Supported Parameters

UI label

Python / TOML key

Enum

Value shape

Gravity

gravity

GRAVITY

XYZ vector

Wind

wind

WIND

XYZ dir + strength

Air Density

air_density

AIR_DENSITY

scalar

Air Friction

air_friction

AIR_FRICTION

scalar

Vertex Air Damp

vertex_air_damp

VERTEX_AIR_DAMP

scalar

Only these five parameters are keyframeable. Others (step size, CG tolerance, and so on) have to stay constant across the simulation.

Blender Python API

The same workflow is available from Python. The solver.param.dyn(...) builder drives the same dynamic-parameter list that the sub-panel shows. Every builder method returns self, so you chain them freely – time(f) moves the cursor to frame f (must be strictly increasing), and the next hold() or change(...) attaches a keyframe at that frame. For wind, change(direction, strength=...) encodes both.

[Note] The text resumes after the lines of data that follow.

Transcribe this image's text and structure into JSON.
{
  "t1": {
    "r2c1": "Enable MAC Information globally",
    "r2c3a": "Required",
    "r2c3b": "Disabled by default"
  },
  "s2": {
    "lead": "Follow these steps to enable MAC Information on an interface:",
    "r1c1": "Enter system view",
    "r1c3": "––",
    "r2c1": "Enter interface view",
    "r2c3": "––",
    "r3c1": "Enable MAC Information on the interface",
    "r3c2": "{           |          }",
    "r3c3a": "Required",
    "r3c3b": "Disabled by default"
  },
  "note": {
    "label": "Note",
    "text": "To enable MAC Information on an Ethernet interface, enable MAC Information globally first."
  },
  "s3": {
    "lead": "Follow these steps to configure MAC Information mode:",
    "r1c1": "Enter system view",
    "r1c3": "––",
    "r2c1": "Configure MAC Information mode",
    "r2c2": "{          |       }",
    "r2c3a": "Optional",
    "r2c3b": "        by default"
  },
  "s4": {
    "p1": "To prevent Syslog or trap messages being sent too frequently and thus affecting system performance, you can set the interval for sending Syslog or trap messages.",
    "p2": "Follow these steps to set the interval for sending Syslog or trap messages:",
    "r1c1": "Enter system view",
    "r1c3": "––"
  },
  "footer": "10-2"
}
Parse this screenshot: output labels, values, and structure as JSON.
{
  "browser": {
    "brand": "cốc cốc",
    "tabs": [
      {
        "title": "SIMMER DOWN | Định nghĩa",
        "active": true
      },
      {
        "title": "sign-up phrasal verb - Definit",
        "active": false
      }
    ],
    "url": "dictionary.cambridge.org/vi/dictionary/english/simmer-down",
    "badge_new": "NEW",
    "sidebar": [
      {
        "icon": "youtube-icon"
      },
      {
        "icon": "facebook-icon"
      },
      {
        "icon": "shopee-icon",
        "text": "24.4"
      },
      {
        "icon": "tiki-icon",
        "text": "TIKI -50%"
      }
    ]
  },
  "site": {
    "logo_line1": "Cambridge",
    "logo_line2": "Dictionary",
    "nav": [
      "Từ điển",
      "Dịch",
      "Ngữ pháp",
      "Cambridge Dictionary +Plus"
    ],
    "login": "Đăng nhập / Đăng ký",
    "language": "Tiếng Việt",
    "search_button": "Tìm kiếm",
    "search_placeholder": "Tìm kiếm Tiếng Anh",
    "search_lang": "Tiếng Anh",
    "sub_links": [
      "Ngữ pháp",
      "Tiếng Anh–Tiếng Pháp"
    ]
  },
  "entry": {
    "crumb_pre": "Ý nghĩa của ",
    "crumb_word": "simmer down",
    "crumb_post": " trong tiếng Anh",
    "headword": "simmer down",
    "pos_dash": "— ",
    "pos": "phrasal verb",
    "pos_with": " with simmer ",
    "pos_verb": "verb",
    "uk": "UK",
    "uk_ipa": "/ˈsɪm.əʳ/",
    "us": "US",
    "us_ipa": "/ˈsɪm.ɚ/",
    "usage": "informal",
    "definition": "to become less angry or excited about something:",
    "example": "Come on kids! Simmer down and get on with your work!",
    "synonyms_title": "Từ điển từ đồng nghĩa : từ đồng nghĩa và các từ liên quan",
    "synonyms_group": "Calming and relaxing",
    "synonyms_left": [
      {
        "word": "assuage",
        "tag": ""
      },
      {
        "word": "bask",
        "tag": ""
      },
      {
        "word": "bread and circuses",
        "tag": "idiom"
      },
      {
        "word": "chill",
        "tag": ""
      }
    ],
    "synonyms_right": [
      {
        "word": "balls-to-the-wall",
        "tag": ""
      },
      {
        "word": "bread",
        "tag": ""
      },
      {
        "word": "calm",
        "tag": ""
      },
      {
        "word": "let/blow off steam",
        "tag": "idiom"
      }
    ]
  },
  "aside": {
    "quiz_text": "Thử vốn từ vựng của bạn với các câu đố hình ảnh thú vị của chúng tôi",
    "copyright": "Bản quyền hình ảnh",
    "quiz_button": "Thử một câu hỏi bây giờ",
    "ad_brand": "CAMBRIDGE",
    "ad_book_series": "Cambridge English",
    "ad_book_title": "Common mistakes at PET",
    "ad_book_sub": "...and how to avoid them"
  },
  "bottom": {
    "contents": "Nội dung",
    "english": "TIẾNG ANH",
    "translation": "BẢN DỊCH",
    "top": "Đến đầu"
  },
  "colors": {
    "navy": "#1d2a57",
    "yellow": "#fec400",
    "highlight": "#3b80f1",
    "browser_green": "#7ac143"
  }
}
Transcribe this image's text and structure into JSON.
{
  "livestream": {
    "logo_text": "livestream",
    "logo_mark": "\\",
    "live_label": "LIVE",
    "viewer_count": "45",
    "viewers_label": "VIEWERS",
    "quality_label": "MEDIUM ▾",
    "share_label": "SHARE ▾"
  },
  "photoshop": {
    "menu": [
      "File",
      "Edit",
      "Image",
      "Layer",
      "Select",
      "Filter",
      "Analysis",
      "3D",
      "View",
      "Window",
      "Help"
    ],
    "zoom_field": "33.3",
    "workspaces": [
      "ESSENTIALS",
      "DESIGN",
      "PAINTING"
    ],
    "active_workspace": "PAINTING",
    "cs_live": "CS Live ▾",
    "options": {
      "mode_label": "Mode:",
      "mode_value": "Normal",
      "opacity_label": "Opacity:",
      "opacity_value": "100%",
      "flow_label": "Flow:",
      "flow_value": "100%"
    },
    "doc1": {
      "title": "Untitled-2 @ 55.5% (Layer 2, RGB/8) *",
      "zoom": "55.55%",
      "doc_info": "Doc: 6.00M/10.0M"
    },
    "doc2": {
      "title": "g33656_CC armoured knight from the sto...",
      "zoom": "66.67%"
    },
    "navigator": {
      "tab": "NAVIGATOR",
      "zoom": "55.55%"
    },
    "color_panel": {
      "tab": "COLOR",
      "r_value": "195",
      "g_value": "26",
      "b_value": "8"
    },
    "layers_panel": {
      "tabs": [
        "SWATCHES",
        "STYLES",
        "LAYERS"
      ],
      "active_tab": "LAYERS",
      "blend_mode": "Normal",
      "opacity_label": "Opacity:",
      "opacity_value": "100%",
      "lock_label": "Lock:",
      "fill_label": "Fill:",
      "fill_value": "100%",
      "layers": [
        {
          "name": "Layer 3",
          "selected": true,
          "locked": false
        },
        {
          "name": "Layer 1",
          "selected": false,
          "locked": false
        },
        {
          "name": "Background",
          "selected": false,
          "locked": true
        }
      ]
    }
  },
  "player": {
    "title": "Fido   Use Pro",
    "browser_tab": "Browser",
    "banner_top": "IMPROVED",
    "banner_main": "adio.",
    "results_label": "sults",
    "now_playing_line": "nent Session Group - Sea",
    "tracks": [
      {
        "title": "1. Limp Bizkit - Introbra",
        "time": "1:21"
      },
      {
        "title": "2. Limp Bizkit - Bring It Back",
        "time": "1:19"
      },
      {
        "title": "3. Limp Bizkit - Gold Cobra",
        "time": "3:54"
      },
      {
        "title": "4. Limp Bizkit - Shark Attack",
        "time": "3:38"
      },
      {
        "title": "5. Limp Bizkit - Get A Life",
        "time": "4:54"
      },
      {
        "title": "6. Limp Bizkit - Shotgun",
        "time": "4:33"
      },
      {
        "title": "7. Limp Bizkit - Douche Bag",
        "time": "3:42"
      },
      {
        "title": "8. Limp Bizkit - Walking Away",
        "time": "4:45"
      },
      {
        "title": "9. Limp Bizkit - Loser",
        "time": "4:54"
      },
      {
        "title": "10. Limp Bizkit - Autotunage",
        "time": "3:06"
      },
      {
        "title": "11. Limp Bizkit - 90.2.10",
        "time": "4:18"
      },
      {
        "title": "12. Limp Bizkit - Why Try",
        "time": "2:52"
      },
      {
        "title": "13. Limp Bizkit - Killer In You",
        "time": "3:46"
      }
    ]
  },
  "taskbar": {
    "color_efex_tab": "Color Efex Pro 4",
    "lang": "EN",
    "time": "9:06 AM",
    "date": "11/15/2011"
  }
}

from zozo_contact_solver import solver

# Flip gravity at frame 60.
solver.param.dyn("gravity").time(60).hold().time(61).change((0, 0, 9.8))

# Turn wind on at frame 30.
solver.param.dyn("wind").time(30).hold().time(31).change((0, 1, 0), strength=5.0)

# Ramp air density to 0.005 by frame 100 (no hold -> linear).
solver.param.dyn("air_density").time(100).change(0.005)

# Remove a dynamic parameter entirely (including its initial keyframe).
solver.param.dyn("gravity").clear()

Warning

The Python API for dynamic parameters uses frames, not seconds.

solver.param.dyn("gravity").time(60).hold().time(61).change((0, 0, 9.8))
#                          ^^^^^^^ frame number

This is intentional: the Blender UI thinks in frames, and so does this API. The frontend solver API session.param.dyn() (the one called from inside the decoder on the solver side) uses seconds. You normally never see the seconds form unless you’re driving the solver directly from a Python notebook.

Under the hood

Solver keys

Each dynamic-parameter key maps to a solver-side key:

Key

Solver key

gravity

gravity

wind

wind

air_density

air-density

air_friction

air-friction

vertex_air_damp

isotropic-air-friction

Encoding rules

At transfer time each dynamic parameter becomes a list of (time_seconds, value, is_hold) entries under the matching solver key. The observable rules:

  • Frames are converted to seconds as (frame 1) / fps.

  • Gravity and wind are coordinate-converted from Z-up to Y-up.

  • Wind is sent as direction × strength with the direction normalized. A zero direction vector produces a zero wind vector regardless of the strength.

  • A hold keyframe re-emits the previous keyframe’s value; it does not sample the live scene parameter.

  • Parameters with fewer than two keyframes are dropped and the solver falls back to the global scalar.